To further trace the movement of the group (461004,416790,1502920), we visualize their attraction records and communication in the same graph. We can clearly see that most of time, they visit the same attractions and barely separate.
Figure 6: Group (461004,416790,1502920)’s check-ins
and communications.
Another suspect is visitor 921888 who checked in at the Pavilion right after group (461004,416790,1502920), Figure 5. From the records, it is the first day that this patron came to the park, and he/she returned to the hotel at 12:10pm, Figure 7.
Figure 7: Visitor 921888’s
check-ins and communications.
Pattern 4: High
external call volumes
We also observed patterns
of high external call volumes.
Figure 8:
Histogram for the total external amount excluding the broadcasting IDs.
We explore this patron’s
movement and communication pattern.We find that this person has a large amount
of external messages at the Pavillion even though the Pavilion is closed.
Figure 9:
Attraction and communication situation for the visitor 1711922.
Pattern 5: Visitor preferences
The figure below shows
that there were more people sending messages out from the thrill rides, which
implies that these rides have a large popularity.
Figure 10:
The distribution of sending message amount on Sunday.
MC2.3 –
From this data, can you hypothesize when
the crime was discovered?
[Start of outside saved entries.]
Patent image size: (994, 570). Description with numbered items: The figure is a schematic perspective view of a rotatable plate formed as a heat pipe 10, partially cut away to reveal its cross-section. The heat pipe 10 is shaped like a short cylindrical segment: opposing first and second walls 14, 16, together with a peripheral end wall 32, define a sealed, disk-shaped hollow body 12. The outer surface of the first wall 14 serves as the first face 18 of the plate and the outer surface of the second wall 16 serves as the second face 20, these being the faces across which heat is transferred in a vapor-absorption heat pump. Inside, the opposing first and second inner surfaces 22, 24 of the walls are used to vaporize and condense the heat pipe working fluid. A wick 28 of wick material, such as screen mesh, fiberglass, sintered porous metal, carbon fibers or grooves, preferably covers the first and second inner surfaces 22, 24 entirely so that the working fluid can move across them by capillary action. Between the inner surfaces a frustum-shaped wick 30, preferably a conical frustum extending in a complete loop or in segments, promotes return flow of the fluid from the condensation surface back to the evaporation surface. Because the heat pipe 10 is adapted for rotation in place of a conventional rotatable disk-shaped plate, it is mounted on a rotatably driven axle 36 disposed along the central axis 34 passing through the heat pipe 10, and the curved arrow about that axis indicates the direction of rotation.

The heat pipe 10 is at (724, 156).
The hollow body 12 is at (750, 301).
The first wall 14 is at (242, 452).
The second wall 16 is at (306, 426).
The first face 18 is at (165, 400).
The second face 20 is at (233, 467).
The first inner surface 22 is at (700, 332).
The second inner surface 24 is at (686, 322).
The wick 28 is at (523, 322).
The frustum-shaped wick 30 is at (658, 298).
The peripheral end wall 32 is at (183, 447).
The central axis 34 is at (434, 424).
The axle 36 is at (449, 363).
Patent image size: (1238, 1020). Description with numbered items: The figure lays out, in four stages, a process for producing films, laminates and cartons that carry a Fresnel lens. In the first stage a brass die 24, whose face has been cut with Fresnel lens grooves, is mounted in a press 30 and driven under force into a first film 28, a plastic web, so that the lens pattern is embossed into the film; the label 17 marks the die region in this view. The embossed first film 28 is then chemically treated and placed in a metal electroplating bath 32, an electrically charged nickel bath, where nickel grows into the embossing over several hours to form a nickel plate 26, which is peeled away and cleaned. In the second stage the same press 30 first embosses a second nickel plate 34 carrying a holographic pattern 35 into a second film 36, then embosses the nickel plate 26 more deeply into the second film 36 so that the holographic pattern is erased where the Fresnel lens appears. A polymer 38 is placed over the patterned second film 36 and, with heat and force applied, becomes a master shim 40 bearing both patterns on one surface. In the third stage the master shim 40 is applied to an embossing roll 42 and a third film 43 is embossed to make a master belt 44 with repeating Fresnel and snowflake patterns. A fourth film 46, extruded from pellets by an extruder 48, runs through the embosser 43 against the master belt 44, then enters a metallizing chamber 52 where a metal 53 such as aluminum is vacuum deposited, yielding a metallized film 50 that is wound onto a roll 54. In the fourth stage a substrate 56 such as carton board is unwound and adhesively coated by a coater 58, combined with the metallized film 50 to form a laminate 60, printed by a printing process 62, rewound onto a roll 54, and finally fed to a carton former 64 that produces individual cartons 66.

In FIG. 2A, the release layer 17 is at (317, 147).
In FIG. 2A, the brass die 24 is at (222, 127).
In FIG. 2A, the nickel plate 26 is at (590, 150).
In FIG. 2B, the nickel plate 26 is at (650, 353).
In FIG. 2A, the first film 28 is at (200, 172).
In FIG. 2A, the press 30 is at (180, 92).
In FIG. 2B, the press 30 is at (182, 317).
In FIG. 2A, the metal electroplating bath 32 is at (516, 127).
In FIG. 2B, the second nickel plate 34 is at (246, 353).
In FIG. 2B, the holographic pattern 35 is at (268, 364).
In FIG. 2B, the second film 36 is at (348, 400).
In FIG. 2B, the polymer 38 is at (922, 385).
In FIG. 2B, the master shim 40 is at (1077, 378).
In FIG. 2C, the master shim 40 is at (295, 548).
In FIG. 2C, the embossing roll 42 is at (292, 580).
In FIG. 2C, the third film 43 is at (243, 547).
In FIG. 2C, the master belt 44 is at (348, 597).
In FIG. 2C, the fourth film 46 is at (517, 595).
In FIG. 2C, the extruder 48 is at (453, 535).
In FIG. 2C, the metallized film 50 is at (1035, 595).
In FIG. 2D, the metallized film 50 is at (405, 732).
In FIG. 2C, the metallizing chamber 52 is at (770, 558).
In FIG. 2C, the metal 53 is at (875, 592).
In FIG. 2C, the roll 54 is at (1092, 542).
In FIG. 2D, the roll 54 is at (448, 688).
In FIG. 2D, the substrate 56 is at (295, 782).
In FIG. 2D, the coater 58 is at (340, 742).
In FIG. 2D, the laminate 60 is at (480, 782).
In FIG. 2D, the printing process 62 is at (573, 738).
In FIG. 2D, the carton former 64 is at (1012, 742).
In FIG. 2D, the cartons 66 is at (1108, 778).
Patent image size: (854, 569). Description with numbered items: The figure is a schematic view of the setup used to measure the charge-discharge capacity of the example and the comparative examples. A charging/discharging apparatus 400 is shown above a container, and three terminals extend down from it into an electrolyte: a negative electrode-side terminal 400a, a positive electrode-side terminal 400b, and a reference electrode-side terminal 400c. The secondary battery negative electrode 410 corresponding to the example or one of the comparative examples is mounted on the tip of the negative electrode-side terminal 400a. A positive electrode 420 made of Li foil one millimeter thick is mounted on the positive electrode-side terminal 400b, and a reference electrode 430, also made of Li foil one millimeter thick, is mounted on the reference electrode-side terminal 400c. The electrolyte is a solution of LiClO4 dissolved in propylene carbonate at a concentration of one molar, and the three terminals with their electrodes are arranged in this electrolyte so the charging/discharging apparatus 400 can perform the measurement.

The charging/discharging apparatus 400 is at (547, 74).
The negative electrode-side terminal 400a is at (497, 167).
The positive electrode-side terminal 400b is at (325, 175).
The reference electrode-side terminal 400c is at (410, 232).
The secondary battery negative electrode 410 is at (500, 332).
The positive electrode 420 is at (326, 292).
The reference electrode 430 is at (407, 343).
Describe your
rationale.
Limit your
response to no more than 3 images and 300 words.
From the data, we hypothesize that the crime was discovered on Sunday between 11:30 and 11:45AM. We found that all four types of communications (Sent, Received, External and Unique) around the Pavilion (attraction 32) on Friday and Saturday display a strong temporal pattern with high volume peaks from 8:30-10:00, 11:30-15:00, and 16:30-21:00 in the attraction calendar view. On Sunday, the first pattern from 8:30 to 10:00 existed, but the second pattern from 11:30 to 15:00 changed and the third pattern was gone.
The sent volume is a few thousand messages from 11:30-12:00 on Friday and Saturday at Pavilion, but the volume reaches more than 29000 during that time on Sunday. We can also see that the volume of communication decreases significantly after 12:30 on Sunday and we hypothesize that the crime is discovered between 11:30 and 12:00. Next we investigate the detail view of the communications from 11:30-12:00 by clicking that cell in the calendar. A set of circles are displayed above the calendar, each colored based on the number of communications per minute during this half hour block. We can see that the external volume has a clear division at 11:45am. We hypothesize that at 11:38AM the crime was discovered by the staff and several announcements are broadcast, which result in an increased volume in sent and received messages at 11:39, 11: 41, and 11:44. After that, visitors start messaging their friends and staff may contact the authorities, which result in a significant increasing external volume at 11:45.